Don’t get me wrong. It’s not my intention to slam these companies. Far from it. I’ve had two startups that never went anywhere, so I know how difficult it is to actually execute on an idea. It’s just fascinating to see how the accelerator effect can saddle social media companies with the burden of high expectations. Cuts both ways, right?
So which of today’s hot startups are at risk of falling into the same trap? One that comes to mind is Snapchat—and the notion of disposable digital content. Snapchat is a fast-growing messaging service with a twist: the photos, images and other shared content evaporate after a short time period. Kids love Snapchat because you can send and view dirty selfies that your parents will never see. Parents hate it for the exact same reason.

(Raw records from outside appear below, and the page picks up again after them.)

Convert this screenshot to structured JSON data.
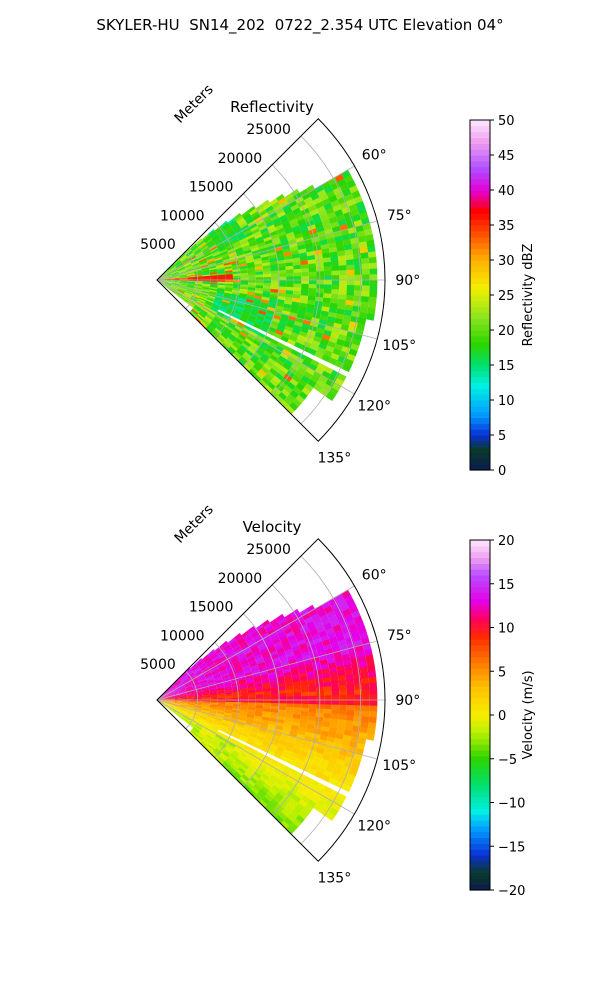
{
  "title": "SKYLER-HU  SN14_202  0722_2.354 UTC Elevation 04°",
  "chart_data": [
    {
      "type": "polar-sector",
      "title": "Reflectivity",
      "range_label": "Meters",
      "range_max": 28000,
      "azimuth_range": [
        45,
        135
      ],
      "range_ticks": [
        5000,
        10000,
        15000,
        20000,
        25000
      ],
      "range_tick_labels": [
        "5000",
        "10000",
        "15000",
        "20000",
        "25000"
      ],
      "azimuth_ticks": [
        60,
        75,
        90,
        105,
        120,
        135
      ],
      "azimuth_tick_labels": [
        "60°",
        "75°",
        "90°",
        "105°",
        "120°",
        "135°"
      ],
      "grid": true,
      "colorbar": {
        "label": "Reflectivity dBZ",
        "min": 0,
        "max": 50,
        "ticks": [
          0,
          5,
          10,
          15,
          20,
          25,
          30,
          35,
          40,
          45,
          50
        ],
        "tick_labels": [
          "0",
          "5",
          "10",
          "15",
          "20",
          "25",
          "30",
          "35",
          "40",
          "45",
          "50"
        ],
        "stops": [
          {
            "v": 0,
            "c": "#0b1a4f"
          },
          {
            "v": 3,
            "c": "#0a3b2a"
          },
          {
            "v": 5,
            "c": "#0b2fd8"
          },
          {
            "v": 8,
            "c": "#009dff"
          },
          {
            "v": 12,
            "c": "#00f0e6"
          },
          {
            "v": 15,
            "c": "#00e070"
          },
          {
            "v": 18,
            "c": "#2bd400"
          },
          {
            "v": 22,
            "c": "#8fe61e"
          },
          {
            "v": 26,
            "c": "#f3ef00"
          },
          {
            "v": 30,
            "c": "#ffb000"
          },
          {
            "v": 34,
            "c": "#ff4a00"
          },
          {
            "v": 37,
            "c": "#ff0000"
          },
          {
            "v": 40,
            "c": "#e600d8"
          },
          {
            "v": 43,
            "c": "#b04cff"
          },
          {
            "v": 47,
            "c": "#f0a0f0"
          },
          {
            "v": 50,
            "c": "#fde8fd"
          }
        ]
      },
      "field": "reflectivity"
    },
    {
      "type": "polar-sector",
      "title": "Velocity",
      "range_label": "Meters",
      "range_max": 28000,
      "azimuth_range": [
        45,
        135
      ],
      "range_ticks": [
        5000,
        10000,
        15000,
        20000,
        25000
      ],
      "range_tick_labels": [
        "5000",
        "10000",
        "15000",
        "20000",
        "25000"
      ],
      "azimuth_ticks": [
        60,
        75,
        90,
        105,
        120,
        135
      ],
      "azimuth_tick_labels": [
        "60°",
        "75°",
        "90°",
        "105°",
        "120°",
        "135°"
      ],
      "grid": true,
      "colorbar": {
        "label": "Velocity (m/s)",
        "min": -20,
        "max": 20,
        "ticks": [
          -20,
          -15,
          -10,
          -5,
          0,
          5,
          10,
          15,
          20
        ],
        "tick_labels": [
          "−20",
          "−15",
          "−10",
          "−5",
          "0",
          "5",
          "10",
          "15",
          "20"
        ],
        "stops": [
          {
            "v": -20,
            "c": "#0b1a4f"
          },
          {
            "v": -18,
            "c": "#0a3b2a"
          },
          {
            "v": -16,
            "c": "#0b2fd8"
          },
          {
            "v": -13,
            "c": "#009dff"
          },
          {
            "v": -11,
            "c": "#00f0e6"
          },
          {
            "v": -8,
            "c": "#00e070"
          },
          {
            "v": -5,
            "c": "#2bd400"
          },
          {
            "v": -2,
            "c": "#b8f000"
          },
          {
            "v": 0,
            "c": "#f6ee00"
          },
          {
            "v": 3,
            "c": "#ffc400"
          },
          {
            "v": 6,
            "c": "#ff7a00"
          },
          {
            "v": 9,
            "c": "#ff2a00"
          },
          {
            "v": 11,
            "c": "#ff0060"
          },
          {
            "v": 13,
            "c": "#e600e6"
          },
          {
            "v": 16,
            "c": "#b84cff"
          },
          {
            "v": 18,
            "c": "#f0a0f0"
          },
          {
            "v": 20,
            "c": "#fde8fd"
          }
        ]
      },
      "field": "velocity"
    }
  ]
}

Snapchat made headlines when it reportedly turned down a $3 billion offer from Google. Or was it Facebook? Who knows? The point is, the company has millions of rabid users, zero revenue to speak of… and it turned down $3 billion!
Will disposable content ever become established as a new type of consumer behavior? No one really knows, and anyone who says they know is lying. As the father of three young kids, I can tell you that many parents are desperately hoping that Snapchat is just a fad.
Here’s another emerging social behavior to keep an eye on: anonymous posting. Secret is a startup that’s only a few weeks old. It has already raised more than $8 million in funding from a who’s who list of Silicon Valley investors. Its claim to fame: All of the reviews, comments and users are anonymous. There’s no way to track down who said what, or determine their intentions, motivations or biases.
It’s the anti-social social network.
Secret’s founders think this is a good thing. They contend that people are actually more likely to be honest in social messaging with their identities protected. It’s the same logic that journalists use—“anonymous sources” always seem to go deeper than folks on the record.
Again, I have no dog in this fight. I can’t tell you whether anonymous posting or evaporating selfies will become fads or phenomena. And I certainly won’t predict whether Secret or Snapchat will turn into the next Tumblr and Facebook. Remember, I’m the guy who once devoted an entire column to ridiculing Netflix. (Thanks for not firing me, Dan’s.)
My point: If you look at the technology and social media companies that truly matter, nearly all of them solve a fundamental problem or fill a void that previously existed in our daily lives. If you can’t find either of those in a popular new site or app, chances are it will fade away.
Or, as my father used to say: Before jumping on any bandwagon, make sure the instruments are plugged in.